Lessons for online learning
Hebbian learning: be careful with what you offer
Predictive learning: structure and provoking errors (job aids similar)
Social learning

#OEB_midsummit teaching critical thinking by Ben Nelson @MinervaSchools

https://d33z52hfhvk3mr.cloudfront.net/s3_proxy/minervaschools-production-cms-uploads/images/ben-nelson-large-flipped.width-1200.jpg Ben Nelson takes the stage. What is critical thinking? Critical thinking in itself does not exist. There are many things that together make up critical thinking. Evaluating a claim is something else than critical thinking, which requires arguments and proof.
Famous study with air traffic controllers, a manual job and taking in enormous amounts of data at split seconds. Critical thinking was similar because of far transfer. Far transfer is the holy grail of wisdom, of learning.
Point of wisdom is when you encounter a novel topic, you are able to weave your previous together to come up with a logical response.

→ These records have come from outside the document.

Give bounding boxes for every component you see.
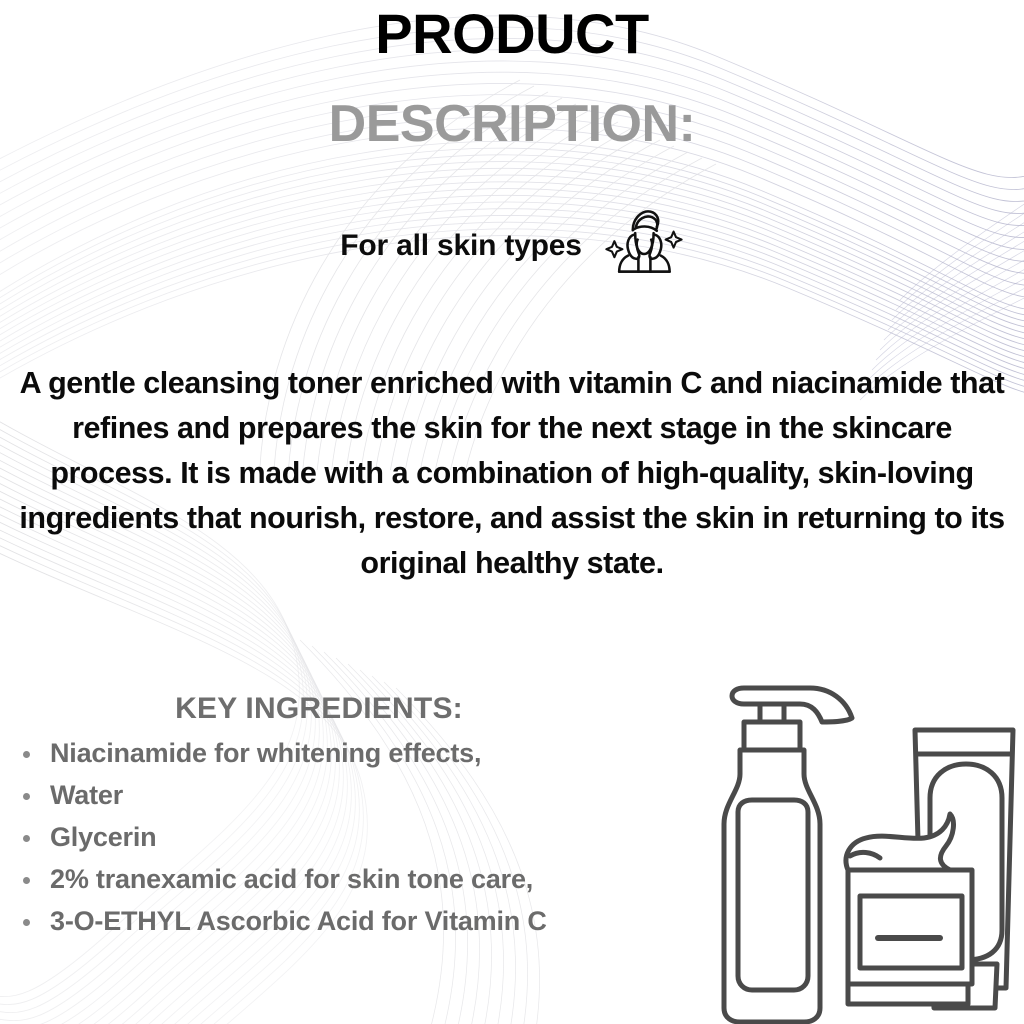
title-line-product: PRODUCT — [0, 6, 1024, 62]
subtitle-label: For all skin types — [340, 229, 581, 263]
list-item: 2% tranexamic acid for skin tone care, — [0, 858, 660, 900]
key-ingredients-section: KEY INGREDIENTS: Niacinamide for whiteni… — [0, 690, 660, 942]
list-item: Niacinamide for whitening effects, — [0, 732, 660, 774]
woman-face-care-icon — [604, 206, 684, 286]
skincare-products-icon — [700, 678, 1016, 1024]
bottle-label — [738, 800, 808, 990]
page-title: PRODUCT DESCRIPTION: — [0, 0, 1024, 150]
subtitle-row: For all skin types — [0, 206, 1024, 286]
list-item: Glycerin — [0, 816, 660, 858]
key-ingredients-heading: KEY INGREDIENTS: — [0, 690, 660, 728]
list-item: Water — [0, 774, 660, 816]
pump-head — [732, 688, 852, 722]
key-ingredients-list: Niacinamide for whitening effects, Water… — [0, 732, 660, 942]
description-paragraph: A gentle cleansing toner enriched with v… — [8, 361, 1016, 586]
product-description-card: PRODUCT DESCRIPTION: For all skin types — [0, 0, 1024, 1024]
list-item: 3-O-ETHYL Ascorbic Acid for Vitamin C — [0, 900, 660, 942]
title-line-description: DESCRIPTION: — [0, 98, 1024, 150]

But we are seldom able to do this.
Contexts are influencing learning and recall of learning, which is why people do not often far transfer.
At Minerva far transfer is practiced in complex systems, applicable to many different fields. There is a large set of rules that underpin what creative and critical thinking is. At Minerva we took each of these rules and broken it down into approx. 100 parts and we teach them in multiple contexts. This way the students learn to use far transfer more often.
Eg. Foundational concept: Bayesian formulas for choices. Learning the concept, and distribution, the hard part is to develop the instinct of when to apply what to which data set. The bulk of the time is to train responses to triggers that point towards one or the other concepts.
Once you understand these concepts you can continue to use them over time.
Technology is used for tracking data to see whether the students interact based on the data and results in critical thinking. To do this there are also highly immersive seminars with fully active learning: at least 75% of the time need to be active in these seminars. They can debate, then others moderate the debate, interact or fill in the next part of a thought… all of these techniques enable students to be fully engaged [Inge: wondering whether this is not simply Pavlov combined with engagement]. Also using Deep Processing (repeating for deep remembrance).
A bit like the Flow, as the learner learns more by being engaged, motivated, willing to learn and focus on something specific.